Tarlaların moru, sıcak geçen yıl nedeniyle bu yıl erken solmuş. Ama yine de köy üstü denilen eresil taraflarındaki tarlalarda daha çok mor çiçekli öbekler görmek mümkün.  Lavantanın yükseği sevdiğini de burada öğreniyorum. Gözün değdiği her yerin böyle lavantalarla kaplı olması, mor bir düşün içine girmek gibi. O kokunun yoğunluğu, arı vızıltılarının sessizlik içindeki uyumlu korosu... Herşey çok güzel görünüyor bana.


Gözümüz gönlümüz bu güzelliğe doyunca, açlığımızı anımsıyoruz … Kuyucak'ta lavanta kokulu kadın kooperatifinin açtığı şirin çardak altı tesiste yapıyoruz kahvaltımızı. Gözleme, haşhaş ezmesi, lokul... her biri kooperatif üyesi kadınların birbirinden güzel el emekleri...  Ama dar zamana yığılan bu kalabalık yormuş köyün güzel, üretken kadınlarını... Hizmete yetişemiyorlar. Zamanla olacaktır.

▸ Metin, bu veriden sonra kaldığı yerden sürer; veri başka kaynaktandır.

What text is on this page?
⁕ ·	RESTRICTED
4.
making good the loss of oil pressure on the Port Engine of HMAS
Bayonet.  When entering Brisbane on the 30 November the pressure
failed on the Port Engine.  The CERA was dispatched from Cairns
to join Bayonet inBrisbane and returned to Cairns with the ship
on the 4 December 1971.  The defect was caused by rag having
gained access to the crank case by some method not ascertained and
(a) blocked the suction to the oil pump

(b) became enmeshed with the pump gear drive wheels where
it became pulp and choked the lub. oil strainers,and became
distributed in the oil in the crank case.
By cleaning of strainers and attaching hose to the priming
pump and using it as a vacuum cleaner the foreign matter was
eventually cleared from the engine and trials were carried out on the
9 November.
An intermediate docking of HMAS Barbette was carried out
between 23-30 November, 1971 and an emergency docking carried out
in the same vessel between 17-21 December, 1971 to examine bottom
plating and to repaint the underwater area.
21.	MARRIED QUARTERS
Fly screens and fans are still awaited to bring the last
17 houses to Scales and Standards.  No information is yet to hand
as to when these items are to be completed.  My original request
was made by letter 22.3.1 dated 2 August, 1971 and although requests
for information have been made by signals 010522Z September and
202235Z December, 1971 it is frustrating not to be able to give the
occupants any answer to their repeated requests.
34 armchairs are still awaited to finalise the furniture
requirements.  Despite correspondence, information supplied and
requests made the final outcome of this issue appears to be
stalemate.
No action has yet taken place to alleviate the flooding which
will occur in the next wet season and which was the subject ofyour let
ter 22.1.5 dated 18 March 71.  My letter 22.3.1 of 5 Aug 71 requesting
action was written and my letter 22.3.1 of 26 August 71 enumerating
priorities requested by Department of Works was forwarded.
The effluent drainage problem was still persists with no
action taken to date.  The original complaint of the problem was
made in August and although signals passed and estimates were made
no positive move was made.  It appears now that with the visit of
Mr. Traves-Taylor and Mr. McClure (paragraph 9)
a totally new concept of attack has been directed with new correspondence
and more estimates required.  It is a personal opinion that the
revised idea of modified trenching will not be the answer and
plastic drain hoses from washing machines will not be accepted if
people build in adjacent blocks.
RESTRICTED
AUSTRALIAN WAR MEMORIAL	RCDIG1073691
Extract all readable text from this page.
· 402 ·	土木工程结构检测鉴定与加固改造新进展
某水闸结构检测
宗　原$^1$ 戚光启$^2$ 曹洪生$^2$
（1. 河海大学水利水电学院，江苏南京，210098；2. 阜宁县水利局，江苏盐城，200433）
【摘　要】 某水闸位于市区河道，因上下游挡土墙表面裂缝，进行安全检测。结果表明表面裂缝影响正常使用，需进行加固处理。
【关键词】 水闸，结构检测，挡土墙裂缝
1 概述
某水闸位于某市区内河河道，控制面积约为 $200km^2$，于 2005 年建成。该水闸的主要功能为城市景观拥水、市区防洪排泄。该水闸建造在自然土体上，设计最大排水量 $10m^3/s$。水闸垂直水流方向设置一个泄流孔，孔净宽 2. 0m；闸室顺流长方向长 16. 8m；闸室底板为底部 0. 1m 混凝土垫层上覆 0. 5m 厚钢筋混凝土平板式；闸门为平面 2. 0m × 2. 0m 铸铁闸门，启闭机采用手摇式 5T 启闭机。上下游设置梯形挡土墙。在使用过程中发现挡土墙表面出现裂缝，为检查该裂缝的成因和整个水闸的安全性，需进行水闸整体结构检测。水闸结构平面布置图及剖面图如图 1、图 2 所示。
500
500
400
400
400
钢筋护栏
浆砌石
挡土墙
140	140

Yılgınlık, yorgunluk yaşamadıkları takdirde, her yıl üzerine daha güzel başarılar ekleyecektir. 

Köy muhtarı emekli öğretmen Mehmet Aydemir'in çabasıyla, 145 dönümlük hazine arazisinin, köy tüzel kişiliğine geçirildiğini öğreniyorum kahvaltı esnasında. Amaçları Lavanta tarlaları arasında ahşaptan evler yaparak, lavanta turlarını konaklamalı hale getirmekmiş. Umarım, bunu da başarırlar. Araziler köy tüzel kişiliğine ait kalır. Rant sağlamayı ve el attıkları yerin posası çıktıktan sonra fırlatıp bir kenara atmayı planlayan şehir eşkıyalarının, rant düşkünlerinin eline geçmez buraları... Var çünkü bunun örnekleri. Alaçatı 20 yıl önce kendi halinde güzel bir köyken, bugün geldiği nokta çok mu güzel sizce? Ben, yerel hayatı bozmadan, oradaki insanların hayatlarını, alışkanlıklarını değiştirmeden yaşanan gelişimden yanayım. Değişime-gelişime evet, dönüşüme, tek tipliliğe, turist soygunculuğuna, kültür yok ediciliğine hayır diyorum ısrarla…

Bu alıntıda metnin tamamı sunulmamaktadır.